Almond Crusted Leg of Lamb

SERVES 6

3 ½ pound. leg of lamb, trimmed of all visible fat
1 teaspoon ground cardamom
1 small onion, chopped
4 garlic cloves, minced
1 (1-inch) piece of ginger, minced
3 green chilies, minced
2 teaspoons ground cumin
½ teaspoon ground cloves
1 tablespoon lemon juice
2 cups sour cream
½ cup blanched almonds, chopped
1 tablespoon brown sugar
½ cup plain yogurt

Pierce the leg of lamb with a sharp skewer all over so that the marinade will penetrate. In a large bowl mix together the cardamom, onion, garlic, ginger, green chillis, cumin, cloves, lemon juice and 1 cup sour cream. Reserve.
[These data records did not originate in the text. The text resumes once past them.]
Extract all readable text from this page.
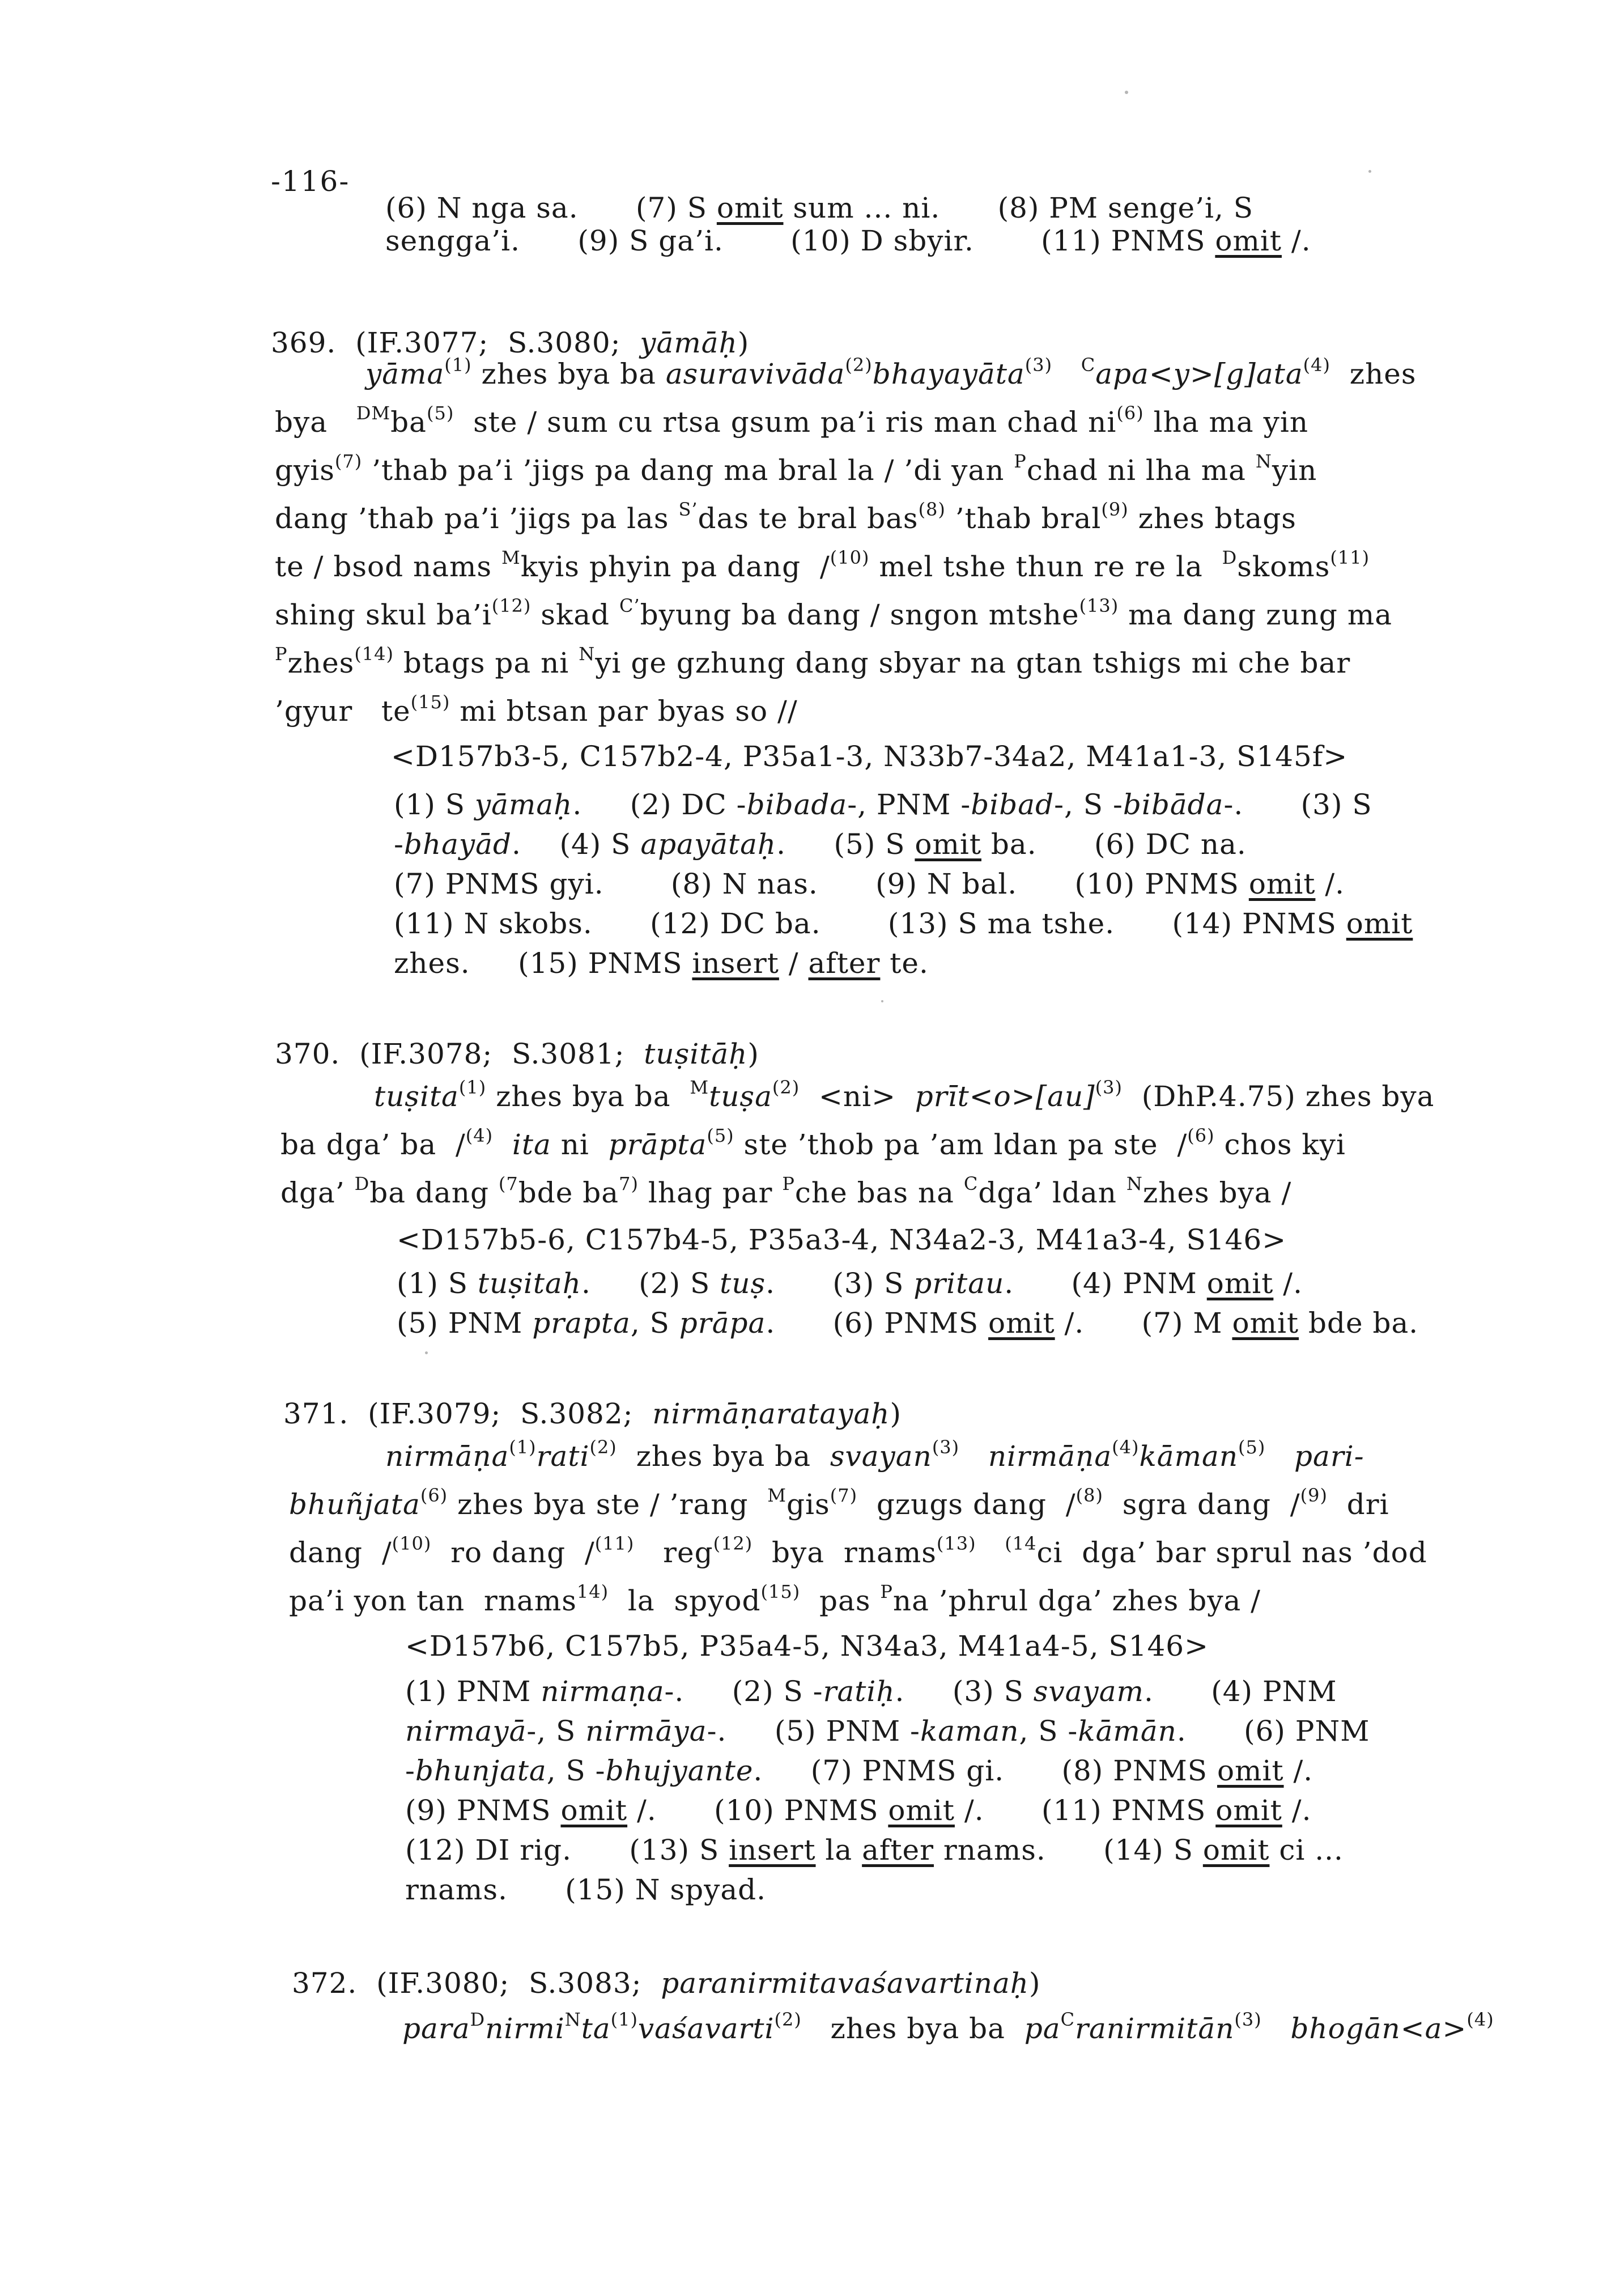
-116-
(6) N nga sa.      (7) S omit sum ... ni.      (8) PM senge’i, S
sengga’i.      (9) S ga’i.       (10) D sbyir.       (11) PNMS omit /.
369.  (IF.3077;  S.3080;  yāmāḥ)
yāma$^{(1)}$ zhes bya ba asuravivāda$^{(2)}$bhayayāta$^{(3)}$ $^C$apa<y>[g]ata$^{(4)}$  zhes
bya   $^{DM}ba^{(5)}$  ste / sum cu rtsa gsum pa’i ris man chad $ni^{(6)}$ lha ma yin
gyis$^{(7)}$ ’thab pa’i ’jigs pa dang ma bral la / ’di yan $^P$chad ni lha ma $^N$yin
dang ’thab pa’i ’jigs pa las $^{S’}$das te bral bas$^{(8)}$ ’thab bral$^{(9)}$ zhes btags
te / bsod nams $^M$kyis phyin pa dang  /$^{(10)}$ mel tshe thun re re la  $^D$skoms$^{(11)}$
shing skul $ba’i^{(12)}$ skad $^{C’}$byung ba dang / sngon mtshe$^{(13)}$ ma dang zung ma
$^P$zhes$^{(14)}$ btags pa ni $^N$yi ge gzhung dang sbyar na gtan tshigs mi che bar
’gyur   $te^{(15)}$ mi btsan par byas so //
<D157b3-5, C157b2-4, P35a1-3, N33b7-34a2, M41a1-3, S145f>
(1) S yāmaḥ.     (2) DC -bibada-, PNM -bibad-, S -bibāda-.      (3) S
-bhayād.    (4) S apayātaḥ.     (5) S omit ba.      (6) DC na.
(7) PNMS gyi.       (8) N nas.      (9) N bal.      (10) PNMS omit /.
(11) N skobs.      (12) DC ba.       (13) S ma tshe.      (14) PNMS omit
zhes.     (15) PNMS insert / after te.
370.  (IF.3078;  S.3081;  tuṣitāḥ)
tuṣita$^{(1)}$ zhes bya ba  $^M$tuṣa$^{(2)}$  <ni>  prīt<o>[au]$^{(3)}$  (DhP.4.75) zhes bya
ba dga’ ba  /$^{(4)}$ ita ni  prāpta$^{(5)}$ ste ’thob pa ’am ldan pa ste  /$^{(6)}$ chos kyi
dga’ $^D$ba dang $^{(7}$bde $ba^{7)}$ lhag par $^P$che bas na $^C$dga’ ldan $^N$zhes bya /
<D157b5-6, C157b4-5, P35a3-4, N34a2-3, M41a3-4, S146>
(1) S tuṣitaḥ.     (2) S tuṣ.      (3) S pritau.      (4) PNM omit /.
(5) PNM prapta, S prāpa.      (6) PNMS omit /.      (7) M omit bde ba.
371.  (IF.3079;  S.3082;  nirmāṇaratayaḥ)
nirmāṇa$^{(1)}$rati$^{(2)}$  zhes bya ba  svayan$^{(3)}$ nirmāṇa$^{(4)}$kāman$^{(5)}$ pari-
bhuñjata$^{(6)}$ zhes bya ste / ’rang  $^M$gis$^{(7)}$  gzugs dang  /$^{(8)}$  sgra dang  /$^{(9)}$  dri
dang  /$^{(10)}$  ro dang  /$^{(11)}$   reg$^{(12)}$  bya  rnams$^{(13)}$ $^{(14}$ci  dga’ bar sprul nas ’dod
pa’i yon tan  rnams$^{14)}$  la  spyod$^{(15)}$  pas $^P$na ’phrul dga’ zhes bya /
<D157b6, C157b5, P35a4-5, N34a3, M41a4-5, S146>
(1) PNM nirmaṇa-.     (2) S -ratiḥ.     (3) S svayam.      (4) PNM
nirmayā-, S nirmāya-.     (5) PNM -kaman, S -kāmān.      (6) PNM
-bhunjata, S -bhujyante.     (7) PNMS gi.      (8) PNMS omit /.
(9) PNMS omit /.      (10) PNMS omit /.      (11) PNMS omit /.
(12) DI rig.      (13) S insert la after rnams.      (14) S omit ci ...
rnams.      (15) N spyad.
372.  (IF.3080;  S.3083;  paranirmitavaśavartinaḥ)
$para^Dnirmi^Nta^{(1)}vaśavarti^{(2)}$   zhes bya ba  $pa^Cranirmitān^{(3)}$ bhogān<a>$^{(4)}$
Coat the lamb all over, using half the marinade. Cover with plastic wrap and marinate in the fridge for at least 6 to 8 hours. Cover the remaining marinade and refrigerate it.

Preheat the oven to 375°F.


Mix the reserved marinade with the ground almonds, brown sugar, yogurt, and the remaining sour cream. Crust the lamb all over with the almond mixture. Transfer the lamb to a shallow roasting pan and cover loosely with oiled aluminum foil and bake for 1 hour. Remove the foil and bake for another 30 minutes, until the lamb is cooked and the coating is browned. To check if the lamb is cooked, insert a thermometer into the meat nearest to the bone reads 150 º F for well done.


Serve whole and carve the meat at the table.